Son haftalarda Türkiye’nin farklı yerlerinde çıkan ve günlerce kontrol altına alınamayan yangınlar, yangın yönetimine dair tartışmalara neden oldu. Ancak bu süreçte, bilimsel verilerle örtüşmeyen birçok hatalı bilgi de dolaşıma girdi: Yangınların temel nedeni olarak rant amaçlı kundaklamalar, terör eylemleri ve hatta kızılçam ağaçları gösterildi.
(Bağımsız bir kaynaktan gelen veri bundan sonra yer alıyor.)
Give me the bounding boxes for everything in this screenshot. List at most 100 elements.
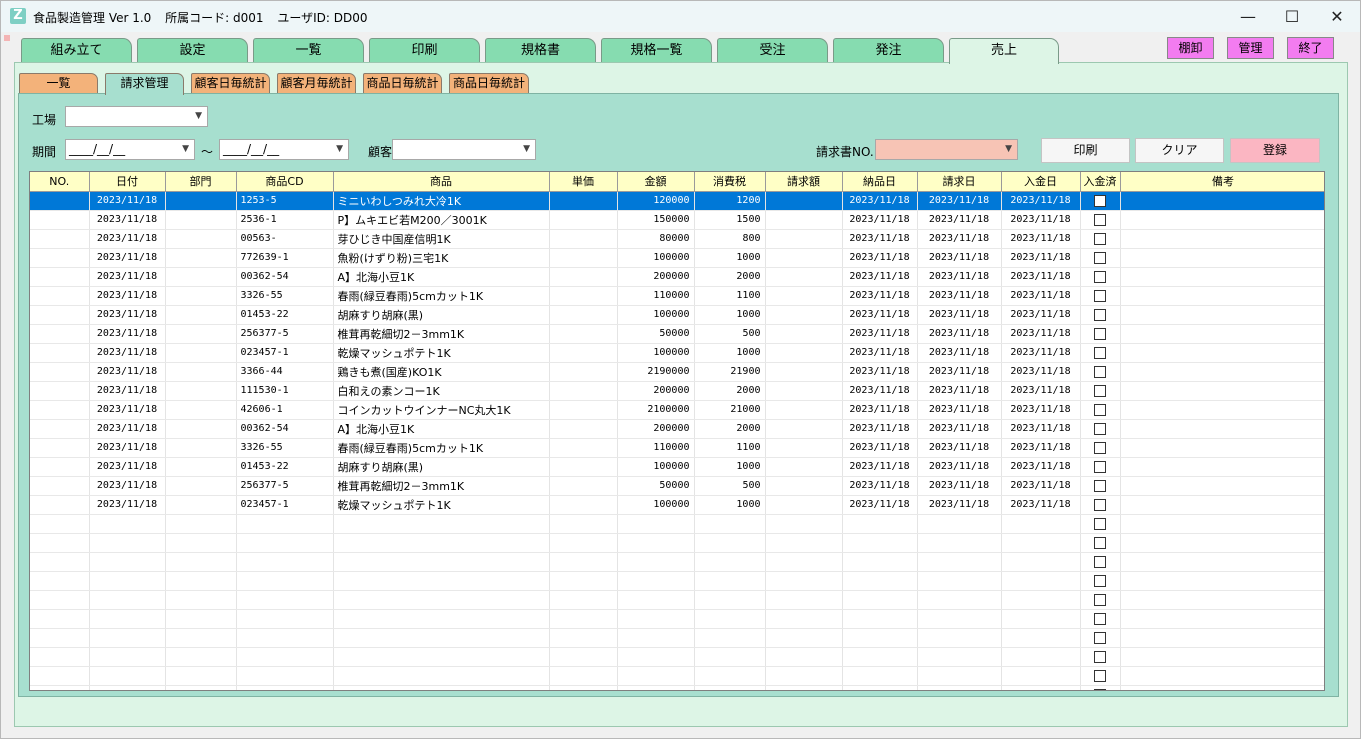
paid-checkbox[interactable] <box>1094 194 1106 207</box>
paid-checkbox[interactable] <box>1094 517 1106 530</box>
note-cell[interactable] <box>1120 476 1324 496</box>
column-header[interactable]: 請求日 <box>917 172 1002 192</box>
paid-checkbox[interactable] <box>1094 650 1106 663</box>
note-cell[interactable] <box>1120 438 1324 458</box>
table-row[interactable]: 2023/11/18 00563- 芽ひじき中国産信明1K 80000 800 2023/… <box>30 229 1324 249</box>
note-cell[interactable] <box>1120 362 1324 382</box>
table-row[interactable]: 2023/11/18 023457-1 乾燥マッシュポテト1K 100000 1000 2… <box>30 495 1324 515</box>
column-header[interactable]: 部門 <box>165 172 237 192</box>
column-header[interactable]: 単価 <box>549 172 618 192</box>
table-row[interactable]: 2023/11/18 111530-1 白和えの素ンコー1K 200000 2000 20… <box>30 381 1324 401</box>
paid-checkbox[interactable] <box>1094 555 1106 568</box>
note-cell[interactable] <box>1120 324 1324 344</box>
table-row[interactable]: 2023/11/18 00362-54 A】北海小豆1K 200000 2000 2023… <box>30 419 1324 439</box>
subtab-product-daily-2[interactable]: 商品日毎統計 <box>449 73 529 94</box>
column-header[interactable]: 納品日 <box>842 172 918 192</box>
paid-checkbox[interactable] <box>1094 441 1106 454</box>
close-icon[interactable]: ✕ <box>1314 1 1360 32</box>
paid-checkbox[interactable] <box>1094 574 1106 587</box>
table-row[interactable]: 2023/11/18 772639-1 魚粉(けずり粉)三宅1K 100000 1000… <box>30 248 1324 268</box>
subtab-customer-monthly[interactable]: 顧客月毎統計 <box>277 73 356 94</box>
note-cell[interactable] <box>1120 400 1324 420</box>
paid-checkbox[interactable] <box>1094 612 1106 625</box>
register-button[interactable]: 登録 <box>1230 138 1320 163</box>
note-cell[interactable] <box>1120 286 1324 306</box>
paid-checkbox[interactable] <box>1094 422 1106 435</box>
note-cell[interactable] <box>1120 495 1324 515</box>
table-row[interactable]: 2023/11/18 3366-44 鶏きも煮(国産)KO1K 2190000 2190… <box>30 362 1324 382</box>
paid-checkbox[interactable] <box>1094 403 1106 416</box>
paid-checkbox[interactable] <box>1094 593 1106 606</box>
paid-checkbox[interactable] <box>1094 536 1106 549</box>
minimize-icon[interactable]: — <box>1225 1 1271 32</box>
note-cell[interactable] <box>1120 229 1324 249</box>
period-to-picker[interactable]: ____/__/__ ▼ <box>219 139 349 160</box>
column-header[interactable]: 消費税 <box>694 172 766 192</box>
inventory-button[interactable]: 棚卸 <box>1167 37 1214 59</box>
subtab-list[interactable]: 一覧 <box>19 73 98 94</box>
subtab-billing[interactable]: 請求管理 <box>105 73 184 95</box>
note-cell[interactable] <box>1120 267 1324 287</box>
note-cell[interactable] <box>1120 457 1324 477</box>
column-header[interactable]: 請求額 <box>765 172 843 192</box>
subtab-product-daily[interactable]: 商品日毎統計 <box>363 73 442 94</box>
clear-button[interactable]: クリア <box>1135 138 1224 163</box>
note-cell[interactable] <box>1120 381 1324 401</box>
column-header[interactable]: 入金日 <box>1001 172 1081 192</box>
table-row[interactable]: 2023/11/18 3326-55 春雨(緑豆春雨)5cmカット1K 110000 1… <box>30 438 1324 458</box>
paid-checkbox[interactable] <box>1094 308 1106 321</box>
paid-checkbox[interactable] <box>1094 498 1106 511</box>
column-header[interactable]: 日付 <box>89 172 166 192</box>
paid-checkbox[interactable] <box>1094 688 1106 690</box>
tab-print[interactable]: 印刷 <box>369 38 480 63</box>
tab-spec-sheet[interactable]: 規格書 <box>485 38 596 63</box>
paid-checkbox[interactable] <box>1094 631 1106 644</box>
paid-checkbox[interactable] <box>1094 460 1106 473</box>
table-row[interactable] <box>30 590 1324 610</box>
customer-select[interactable]: ▼ <box>392 139 536 160</box>
table-row[interactable]: 2023/11/18 01453-22 胡麻すり胡麻(黒) 100000 1000 202… <box>30 305 1324 325</box>
column-header[interactable]: 備考 <box>1120 172 1324 192</box>
exit-button[interactable]: 終了 <box>1287 37 1334 59</box>
table-row[interactable] <box>30 514 1324 534</box>
paid-checkbox[interactable] <box>1094 251 1106 264</box>
paid-checkbox[interactable] <box>1094 289 1106 302</box>
tab-list[interactable]: 一覧 <box>253 38 364 63</box>
paid-checkbox[interactable] <box>1094 232 1106 245</box>
admin-button[interactable]: 管理 <box>1227 37 1274 59</box>
period-from-picker[interactable]: ____/__/__ ▼ <box>65 139 195 160</box>
paid-checkbox[interactable] <box>1094 270 1106 283</box>
column-header[interactable]: 金額 <box>617 172 695 192</box>
paid-checkbox[interactable] <box>1094 365 1106 378</box>
table-row[interactable]: 2023/11/18 023457-1 乾燥マッシュポテト1K 100000 1000 2… <box>30 343 1324 363</box>
note-cell[interactable] <box>1120 248 1324 268</box>
table-row[interactable]: 2023/11/18 01453-22 胡麻すり胡麻(黒) 100000 1000 202… <box>30 457 1324 477</box>
table-row[interactable]: 2023/11/18 2536-1 P】ムキエビ若M200／3001K 150000 1… <box>30 210 1324 230</box>
paid-checkbox[interactable] <box>1094 384 1106 397</box>
maximize-icon[interactable]: ☐ <box>1269 1 1315 32</box>
table-row[interactable] <box>30 571 1324 591</box>
table-row[interactable] <box>30 552 1324 572</box>
table-row[interactable] <box>30 628 1324 648</box>
paid-checkbox[interactable] <box>1094 213 1106 226</box>
table-row[interactable] <box>30 647 1324 667</box>
table-row[interactable]: 2023/11/18 00362-54 A】北海小豆1K 200000 2000 2023… <box>30 267 1324 287</box>
table-row[interactable] <box>30 533 1324 553</box>
note-cell[interactable] <box>1120 305 1324 325</box>
table-row[interactable] <box>30 685 1324 690</box>
table-row[interactable]: 2023/11/18 256377-5 椎茸再乾細切2－3mm1K 50000 500 2… <box>30 324 1324 344</box>
factory-select[interactable]: ▼ <box>65 106 208 127</box>
note-cell[interactable] <box>1120 419 1324 439</box>
table-row[interactable] <box>30 666 1324 686</box>
column-header[interactable]: 入金済 <box>1080 172 1121 192</box>
invoice-no-select[interactable]: ▼ <box>875 139 1018 160</box>
paid-checkbox[interactable] <box>1094 327 1106 340</box>
column-header[interactable]: 商品CD <box>236 172 334 192</box>
column-header[interactable]: NO. <box>30 172 90 192</box>
column-header[interactable]: 商品 <box>333 172 550 192</box>
tab-orders-received[interactable]: 受注 <box>717 38 828 63</box>
tab-purchase-orders[interactable]: 発注 <box>833 38 944 63</box>
paid-checkbox[interactable] <box>1094 669 1106 682</box>
note-cell[interactable] <box>1120 210 1324 230</box>
tab-settings[interactable]: 設定 <box>137 38 248 63</box>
İstanbul Üniversitesi-Cerrahpaşa, Orman Fakültesi Öğretim Üyesi Doç. Dr. Cihan Erdönmez, bu anlatıların Türkiye’nin orman yangını gerçeğini yansıtmadığı uyarısında bulunuyor. Erdönmez’e göre Türkiye’nin karşı karşıya olduğu asıl sorun, yangınları önlemeye yönelik kapsamlı bir politikasının bulunmaması.

‘‘Ormancılık teşkilatı, yukarıdan gelen emirlerle, ormandan ekonomik fayda üretme organizasyonuna dönüştü; koruma geleneği geri plana itildi’’ diyen Erdönmez, kurum kültüründe yaşanan bozulmanın, yangınlarla mücadelede gözlemlenen başarısızlığın önemli sebeplerinden biri olduğunu söylüyor.

İklim değişikliği nedeniyle yangınların daha kolay çıktığını ve daha zor söndürüldüğünü vurgulayan Erdönmez, insan-orman etkileşiminin artmasının da yangın riskini yükselttiğini belirtiyor. Ancak bu artan risklere rağmen süregelen önleyici strateji eksikliği, Türkiye’yi her yaz aynı döngüye mahkûm ediyor.

Erdönmez, orman yangınları nedeniyle yaygınlaşan hatalı bilgilere de yanıt verdi:

‘‘Türkiye’de sabotaj, yani kundaklama, ya da terör amacıyla kundaklama var mı? Var. Peki orman yangınları içerisinde önemli bir yeri var mı? Resmi istatistiklerden görebilirsiniz ki devede kulak. Türkiye’nin orman yangını gerçeği, bu değil. Bu gibi olaylar istisnai.’’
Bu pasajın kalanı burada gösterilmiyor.